“I hope so. Otherwise, I might be a Mustang forever.”
“That’s a bad thing?” I feel defensive of my hometown team, if for no other reason than I know it means so much to my grandfather.
“I didn’t mean it like that. I am grateful that they took a chance on me and I’m really enjoying the team and coaches and the community that has stayed so loyal, but I want to play with the best of the best. It sucks but money matters in professional baseball teams. Everything from equipment to salaries.”
“I guess I never thought of that.”
“But if I can prove myself this season, then I’ll have more options.”
My stomach feels like someone dropped a cinder block in it. Obviously, I know that baseball players come and go from teams all the time, but Flynn just got here.
“You’re only going to be here for one season,” I say it more as a statement to myself than a question, but Flynn answers anyway.
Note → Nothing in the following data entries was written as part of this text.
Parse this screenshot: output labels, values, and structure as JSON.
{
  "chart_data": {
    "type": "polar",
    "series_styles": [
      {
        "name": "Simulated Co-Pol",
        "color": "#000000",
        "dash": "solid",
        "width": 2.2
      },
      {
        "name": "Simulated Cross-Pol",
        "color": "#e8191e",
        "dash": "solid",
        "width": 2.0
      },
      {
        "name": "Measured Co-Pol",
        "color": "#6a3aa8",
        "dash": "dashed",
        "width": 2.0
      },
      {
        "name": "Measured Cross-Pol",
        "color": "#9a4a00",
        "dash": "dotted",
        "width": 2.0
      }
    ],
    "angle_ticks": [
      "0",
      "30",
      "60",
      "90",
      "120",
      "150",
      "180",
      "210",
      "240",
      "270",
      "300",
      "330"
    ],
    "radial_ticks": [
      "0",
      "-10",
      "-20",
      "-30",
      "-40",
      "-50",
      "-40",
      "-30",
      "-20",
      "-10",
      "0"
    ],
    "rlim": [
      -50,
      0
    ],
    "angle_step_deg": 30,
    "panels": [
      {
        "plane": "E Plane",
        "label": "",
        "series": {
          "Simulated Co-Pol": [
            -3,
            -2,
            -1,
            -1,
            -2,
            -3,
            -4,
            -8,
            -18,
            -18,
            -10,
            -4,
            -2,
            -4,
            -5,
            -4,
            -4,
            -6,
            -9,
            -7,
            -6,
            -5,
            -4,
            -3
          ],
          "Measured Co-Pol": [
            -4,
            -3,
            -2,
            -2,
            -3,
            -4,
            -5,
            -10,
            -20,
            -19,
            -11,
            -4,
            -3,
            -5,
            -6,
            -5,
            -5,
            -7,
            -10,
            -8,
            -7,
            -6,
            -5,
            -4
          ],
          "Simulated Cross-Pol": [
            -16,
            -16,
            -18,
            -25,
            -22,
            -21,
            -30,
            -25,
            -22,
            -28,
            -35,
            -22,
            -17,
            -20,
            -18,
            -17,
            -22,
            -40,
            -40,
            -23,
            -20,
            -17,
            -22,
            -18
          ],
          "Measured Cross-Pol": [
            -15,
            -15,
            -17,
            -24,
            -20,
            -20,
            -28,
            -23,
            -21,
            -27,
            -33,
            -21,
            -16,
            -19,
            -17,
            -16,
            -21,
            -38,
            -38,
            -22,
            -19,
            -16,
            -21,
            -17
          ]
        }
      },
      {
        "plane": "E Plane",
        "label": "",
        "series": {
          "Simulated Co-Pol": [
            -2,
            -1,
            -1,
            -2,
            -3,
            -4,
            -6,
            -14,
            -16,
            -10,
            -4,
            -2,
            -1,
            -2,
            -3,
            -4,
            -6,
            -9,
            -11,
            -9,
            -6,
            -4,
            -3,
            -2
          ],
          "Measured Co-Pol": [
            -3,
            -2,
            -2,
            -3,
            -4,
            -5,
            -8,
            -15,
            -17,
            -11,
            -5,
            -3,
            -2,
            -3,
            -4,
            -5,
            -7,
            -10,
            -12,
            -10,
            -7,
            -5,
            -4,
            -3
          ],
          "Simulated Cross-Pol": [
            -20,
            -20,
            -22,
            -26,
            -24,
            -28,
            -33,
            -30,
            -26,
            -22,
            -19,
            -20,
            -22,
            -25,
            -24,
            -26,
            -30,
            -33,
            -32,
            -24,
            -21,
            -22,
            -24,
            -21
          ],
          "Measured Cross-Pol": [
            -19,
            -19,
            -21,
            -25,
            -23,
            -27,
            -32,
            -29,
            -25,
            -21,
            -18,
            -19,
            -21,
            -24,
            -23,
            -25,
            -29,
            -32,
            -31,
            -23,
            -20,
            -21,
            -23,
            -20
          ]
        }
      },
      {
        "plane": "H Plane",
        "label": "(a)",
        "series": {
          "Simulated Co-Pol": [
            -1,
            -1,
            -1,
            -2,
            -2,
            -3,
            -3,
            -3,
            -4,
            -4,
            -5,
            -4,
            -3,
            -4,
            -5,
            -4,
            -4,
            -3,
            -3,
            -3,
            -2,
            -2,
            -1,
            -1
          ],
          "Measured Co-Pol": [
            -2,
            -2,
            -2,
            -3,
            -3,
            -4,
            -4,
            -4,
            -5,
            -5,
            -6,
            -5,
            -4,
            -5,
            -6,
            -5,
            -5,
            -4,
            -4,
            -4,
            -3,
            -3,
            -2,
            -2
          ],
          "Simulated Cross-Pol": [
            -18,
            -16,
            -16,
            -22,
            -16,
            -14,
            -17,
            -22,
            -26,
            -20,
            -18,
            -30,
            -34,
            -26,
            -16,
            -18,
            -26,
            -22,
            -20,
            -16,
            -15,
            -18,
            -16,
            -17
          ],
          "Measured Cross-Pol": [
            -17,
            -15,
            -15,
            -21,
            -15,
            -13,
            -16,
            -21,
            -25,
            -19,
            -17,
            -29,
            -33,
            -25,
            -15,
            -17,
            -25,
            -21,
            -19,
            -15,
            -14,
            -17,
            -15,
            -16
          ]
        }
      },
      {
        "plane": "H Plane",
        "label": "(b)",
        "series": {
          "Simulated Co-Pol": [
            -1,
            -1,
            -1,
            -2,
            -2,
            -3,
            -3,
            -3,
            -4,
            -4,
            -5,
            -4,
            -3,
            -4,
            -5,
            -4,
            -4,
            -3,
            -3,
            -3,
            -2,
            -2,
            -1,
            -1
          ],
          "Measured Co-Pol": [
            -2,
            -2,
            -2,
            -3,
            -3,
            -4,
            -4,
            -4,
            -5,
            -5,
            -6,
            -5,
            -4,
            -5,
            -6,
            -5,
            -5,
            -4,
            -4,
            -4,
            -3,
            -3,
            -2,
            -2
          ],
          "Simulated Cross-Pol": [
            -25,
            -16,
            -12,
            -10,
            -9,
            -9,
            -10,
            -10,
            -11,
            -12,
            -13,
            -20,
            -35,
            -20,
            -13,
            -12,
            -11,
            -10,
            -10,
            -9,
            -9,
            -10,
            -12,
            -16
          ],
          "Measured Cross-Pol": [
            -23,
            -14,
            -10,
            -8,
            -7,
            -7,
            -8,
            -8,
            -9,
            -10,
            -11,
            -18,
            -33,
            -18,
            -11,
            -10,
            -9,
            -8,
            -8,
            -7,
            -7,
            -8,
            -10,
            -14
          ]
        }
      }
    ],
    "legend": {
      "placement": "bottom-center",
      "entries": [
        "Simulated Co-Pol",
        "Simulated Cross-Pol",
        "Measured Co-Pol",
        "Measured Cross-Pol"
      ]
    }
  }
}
“If things go well, maybe. There are a lot of talented pitchers out there.” His brows knit together. “Is something wrong?”
“Sorry. I guess I just assumed you’d be here for a few years at least.” I’m withdrawing into myself, which maybe isn’t fair to him, but I can’t help it.
“The season is long, and it just started,” he says, smiling in a way that I can’t seem to reciprocate.
“Still. It doesn’t make a lot of sense to get involved if you’re planning to leave.”
“Hey. Don’t do that.” He wraps his arms around me. “Nothing has been decided for sure.”
I rest my head against his chest and do my best to calm the anxiety coursing through me. But the truth is, I don’t know if I can pretend like I don’t know this has an expiration date.
He pulls back and aims one of his playful, charming smiles at me. “What do you say to a redo date? No roller skates or bad food.”
“I liked skating with you,” I tell him honestly.
“Same. How’s Wednesday night? I know Greer has dance class with Sabrina and she could watch her after like last time.”
“Can I think about it?” I ask.
His brown eyes flicker with some unnamed emotion. Disappointment maybe.
I decide to be honest. There’s no reason to hide my feelings from him. It’s obvious I like him, but I can’t pretend I don’t know he’s planning on leaving. “I like you, but I’m not sure it’s a good idea for me. It’s not just me. I have to think about Greer. She already worships you. If we keep dating, she’s going to get more attached.”
He nods and a muscle in his cheek flexes. “I understand.”
We fall quiet, staring at each other but neither knowing what to say.
“I guess I should go.” He stands slowly and I follow him to the front door.
The mood has shifted. The thought that this could be over before it really started is gut-wrenching, but I need time to process.
“Text me later?” he asks, holding my hand and swinging it lightly.
“Sure.”
“This sucks. I want to kiss you again, but…”
I step to him and lift onto my toes. If this is the last time we’re going to hang out like this, then I want to have kissed him with every emotion buzzing in my body.
Flynn is quick to wrap his arms around me and pick me up. My hands go to his hair, and I pour every ounce of myself into the kiss. He’s given me a gift, to feel this way again. Before him, I was happy not dating, or at least I thought I was.
He hums quietly as he explores my mouth and crushes me against him. I don’t know how long it goes on, but when we finally break apart, my lips are swollen, and his hair is a mess.
He continues to hold me up. I scrape my nails over his scalp.